Darth Vader is worth way more than a fucking function word, already.
Extra star for "baby hole"
I didn't get it until the end. And then I got it. oh me. oh my.
Stars withheld unless they reveal it was without in vitro. Because in vitro does not equal "super sperm" or whatever they called them.
yeah I'm going to guess "Kick Ass Sperm" should have probably been labeled "Massive Doses of Fertility Drugs"
aging couples who can't conceive but then suddenly have twins almost always equals "fertility drugs"
Man, way to condemn your kid to eternal virginity even before the second trimester.
|Yellow Lantern |
This needs an opening crawl with an overly-detailed explanation of their difficulties conceiving thus far.
|The Mothership |
-1 for not including the bit where Porkins' says: 'Came...from...behind!'
|Dread Pirate Roberts |
I'm very tempted to take this video and do it correctly. So much could have been done with this, but alas... twas not.
Five stars only because I'm a Star Wars nerd.
lost it at 0:38
yall are some hard asses when it comes to starring star wars stuff.
|K. Brass |
And if they have a miscarriage, they can just send DVD's of The Phantom Menace to their family members. They'll get the connection.
|Caminante Nocturno |
Slip the doctor a couple of hundred to have him say "And I thought they smelled bad on the outside!" while your wife is giving birth.
"I can't hold them!"
THEY CAME FROM.... BEHIND!!!
Anyone else feel really dirty after watching this?

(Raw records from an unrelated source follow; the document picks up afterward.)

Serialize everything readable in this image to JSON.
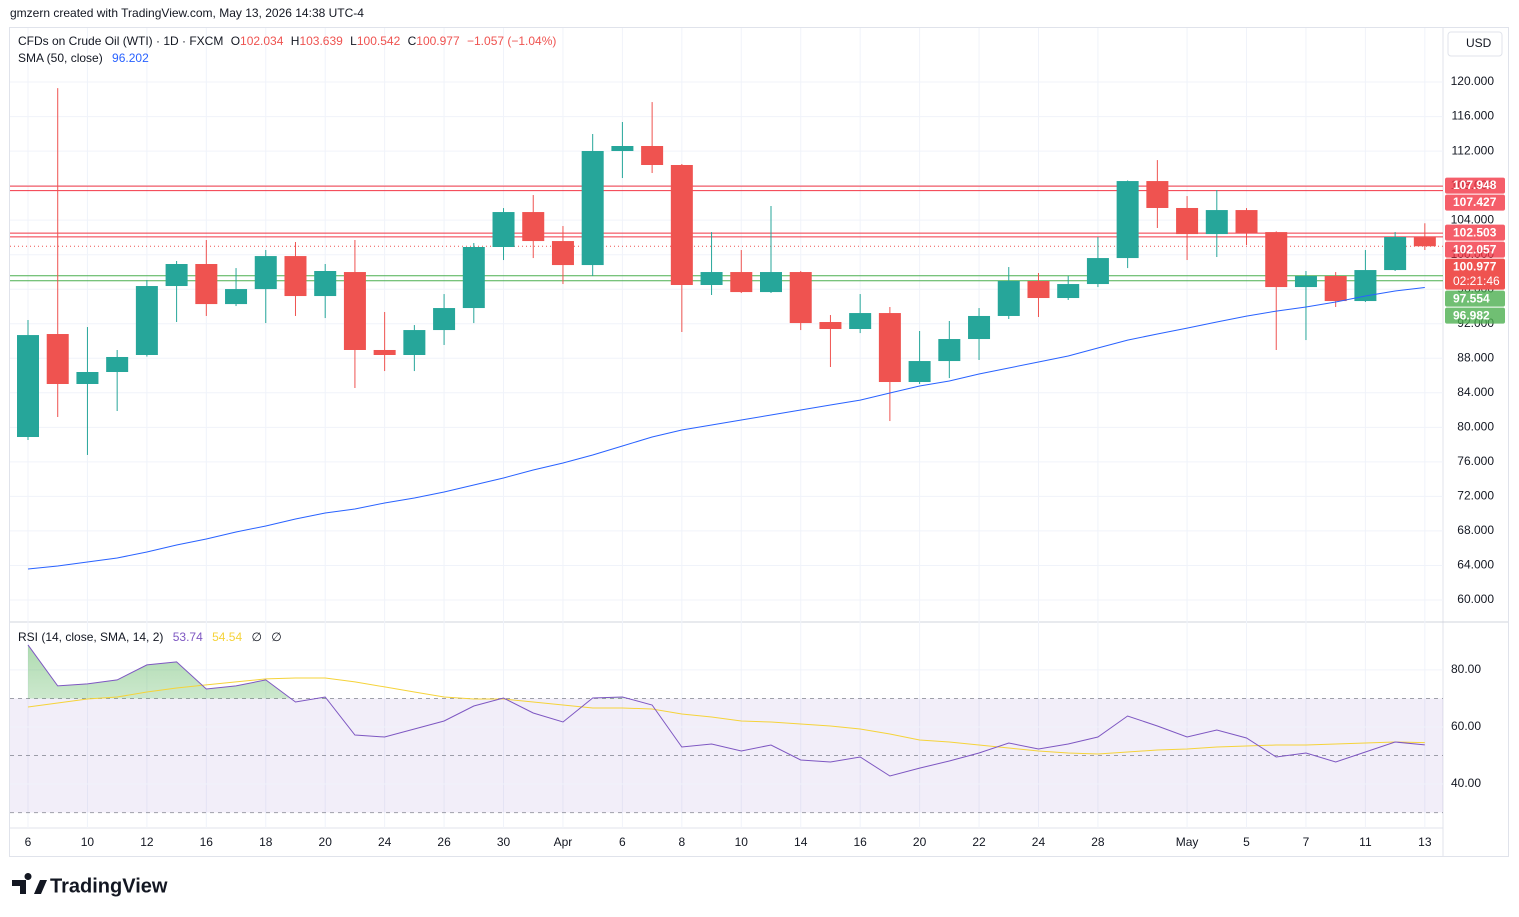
{
  "header": "gmzern created with TradingView.com, May 13, 2026 14:38 UTC-4",
  "currency": "USD",
  "brand": "TradingView",
  "chart_data": [
    {
      "type": "candlestick",
      "title": "CFDs on Crude Oil (WTI) · 1D · FXCM",
      "ohlc_labels": [
        "O",
        "H",
        "L",
        "C"
      ],
      "change_label": "−1.057 (−1.04%)",
      "categories": [
        "6",
        null,
        "10",
        null,
        "12",
        null,
        "16",
        null,
        "18",
        null,
        "20",
        null,
        "24",
        null,
        "26",
        null,
        "30",
        null,
        "Apr",
        null,
        "6",
        null,
        "8",
        null,
        "10",
        null,
        "14",
        null,
        "16",
        null,
        "20",
        null,
        "22",
        null,
        "24",
        null,
        "28",
        null,
        null,
        "May",
        null,
        "5",
        null,
        "7",
        null,
        "11",
        null,
        "13"
      ],
      "open": [
        78.88,
        90.81,
        85.02,
        86.41,
        88.38,
        96.37,
        98.92,
        94.28,
        96.02,
        99.84,
        95.21,
        97.99,
        88.96,
        88.38,
        91.27,
        93.82,
        100.89,
        104.94,
        101.58,
        98.8,
        112.01,
        112.59,
        110.39,
        96.49,
        97.99,
        95.67,
        97.99,
        92.2,
        91.39,
        93.24,
        85.25,
        87.68,
        90.23,
        92.9,
        96.95,
        94.98,
        96.6,
        99.61,
        108.53,
        105.41,
        102.39,
        105.17,
        102.62,
        96.25,
        97.53,
        94.63,
        98.22,
        102.034
      ],
      "high": [
        92.43,
        119.3,
        91.62,
        88.96,
        97.07,
        99.27,
        101.7,
        98.45,
        100.54,
        101.47,
        98.92,
        101.7,
        93.36,
        91.85,
        95.44,
        101.35,
        105.4,
        106.91,
        103.32,
        113.98,
        115.37,
        117.68,
        110.5,
        102.62,
        100.54,
        105.64,
        98.1,
        93.01,
        95.44,
        93.94,
        91.16,
        92.32,
        93.82,
        98.57,
        97.88,
        97.53,
        102.05,
        108.6,
        110.96,
        106.79,
        107.49,
        105.4,
        102.7,
        98.11,
        97.99,
        100.54,
        102.62,
        103.639
      ],
      "low": [
        78.53,
        81.2,
        76.8,
        81.89,
        88.2,
        92.2,
        92.9,
        94.05,
        92.08,
        92.9,
        92.66,
        84.56,
        86.52,
        86.52,
        89.54,
        92.08,
        99.38,
        99.61,
        96.6,
        97.53,
        108.88,
        109.46,
        91.04,
        95.33,
        95.56,
        95.56,
        91.27,
        86.99,
        90.92,
        80.73,
        85.02,
        85.71,
        87.8,
        92.55,
        92.78,
        94.75,
        96.25,
        98.45,
        103.09,
        99.38,
        99.73,
        101.12,
        88.96,
        90.11,
        93.94,
        94.52,
        98.11,
        100.542
      ],
      "close": [
        90.69,
        85.02,
        86.41,
        88.15,
        96.37,
        98.92,
        94.28,
        96.02,
        99.84,
        95.21,
        98.11,
        88.96,
        88.38,
        91.27,
        93.82,
        100.89,
        104.94,
        101.58,
        98.8,
        112.01,
        112.59,
        110.39,
        96.49,
        97.99,
        95.67,
        97.99,
        92.08,
        91.39,
        93.24,
        85.25,
        87.68,
        90.23,
        92.9,
        96.95,
        94.98,
        96.6,
        99.61,
        108.53,
        105.41,
        102.39,
        105.17,
        102.51,
        96.25,
        97.53,
        94.63,
        98.22,
        102.05,
        100.977
      ],
      "up_color": "#26a69a",
      "down_color": "#ef5350",
      "series": [
        {
          "name": "SMA (50, close)",
          "color": "#2962ff",
          "values": [
            63.59,
            63.94,
            64.4,
            64.86,
            65.56,
            66.37,
            67.06,
            67.87,
            68.57,
            69.38,
            70.08,
            70.54,
            71.23,
            71.81,
            72.51,
            73.32,
            74.13,
            75.06,
            75.87,
            76.79,
            77.84,
            78.88,
            79.69,
            80.27,
            80.85,
            81.43,
            82.01,
            82.59,
            83.16,
            83.98,
            84.79,
            85.37,
            86.18,
            86.87,
            87.57,
            88.26,
            89.19,
            90.11,
            90.81,
            91.5,
            92.2,
            92.89,
            93.47,
            93.94,
            94.52,
            95.21,
            95.79,
            96.202
          ]
        }
      ],
      "levels": [
        {
          "value": 107.948,
          "color": "#f23645"
        },
        {
          "value": 107.427,
          "color": "#f23645"
        },
        {
          "value": 102.503,
          "color": "#f23645"
        },
        {
          "value": 102.057,
          "color": "#f23645"
        },
        {
          "value": 97.554,
          "color": "#4caf50"
        },
        {
          "value": 96.982,
          "color": "#4caf50"
        }
      ],
      "last_price_countdown": "02:21:46",
      "ylim": [
        57.45,
        126.26
      ],
      "yticks": [
        {
          "value": 60,
          "label": "60.000"
        },
        {
          "value": 64,
          "label": "64.000"
        },
        {
          "value": 68,
          "label": "68.000"
        },
        {
          "value": 72,
          "label": "72.000"
        },
        {
          "value": 76,
          "label": "76.000"
        },
        {
          "value": 80,
          "label": "80.000"
        },
        {
          "value": 84,
          "label": "84.000"
        },
        {
          "value": 88,
          "label": "88.000"
        },
        {
          "value": 92,
          "label": "92.000"
        },
        {
          "value": 96,
          "label": "96.000"
        },
        {
          "value": 100,
          "label": "100.000"
        },
        {
          "value": 104,
          "label": "104.000"
        },
        {
          "value": 108,
          "label": "108.000"
        },
        {
          "value": 112,
          "label": "112.000"
        },
        {
          "value": 116,
          "label": "116.000"
        },
        {
          "value": 120,
          "label": "120.000"
        }
      ],
      "grid": true
    },
    {
      "type": "line",
      "title": "RSI (14, close, SMA, 14, 2)",
      "legend_extra": [
        "∅",
        "∅"
      ],
      "series": [
        {
          "color": "#7e57c2",
          "values": [
            88.77,
            74.39,
            75.09,
            76.49,
            81.75,
            82.81,
            73.33,
            74.39,
            76.49,
            68.77,
            70.53,
            57.19,
            56.49,
            59.3,
            62.11,
            67.37,
            70.18,
            64.91,
            61.75,
            70.18,
            70.53,
            67.72,
            52.98,
            54.04,
            51.58,
            53.68,
            48.42,
            47.72,
            49.47,
            42.81,
            45.61,
            48.07,
            50.88,
            54.39,
            52.28,
            54.04,
            56.49,
            63.86,
            60.35,
            56.49,
            58.95,
            56.14,
            49.47,
            50.88,
            47.72,
            51.23,
            54.74,
            53.74
          ]
        },
        {
          "color": "#f5d33a",
          "values": [
            67.02,
            68.42,
            69.82,
            70.53,
            72.28,
            73.68,
            74.74,
            75.79,
            76.84,
            77.19,
            77.19,
            75.79,
            74.04,
            72.28,
            70.53,
            69.82,
            69.82,
            68.77,
            67.72,
            66.67,
            66.67,
            66.32,
            64.56,
            63.51,
            62.11,
            61.75,
            61.05,
            60.35,
            59.3,
            57.54,
            55.44,
            54.74,
            53.68,
            52.63,
            51.58,
            50.88,
            50.53,
            51.23,
            51.93,
            52.28,
            52.98,
            53.33,
            53.68,
            53.68,
            54.04,
            54.39,
            54.74,
            54.54
          ]
        }
      ],
      "bands": [
        70,
        50,
        30
      ],
      "band_color": "#7e57c2",
      "overbought_color": "#4caf50",
      "ylim": [
        24.6,
        96.8
      ],
      "yticks": [
        {
          "value": 40,
          "label": "40.00"
        },
        {
          "value": 60,
          "label": "60.00"
        },
        {
          "value": 80,
          "label": "80.00"
        }
      ],
      "grid": true
    }
  ]
}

This may sound strange, but I've always thought this scene could be a sperm-and-egg metaphor, ever since I first saw the movie. The photon torpedoes look like sperm. Five stars for somebody else seeing it that way too.
Plus I always thought "You're all clear, kid! Now let's blow this thing and go home" sounded dirty.
"...we're naming them Han and Chewie."
|Lauritz Melchior |
An announcement made with class, charm, and awesome.
And then the midichlorians made a babby.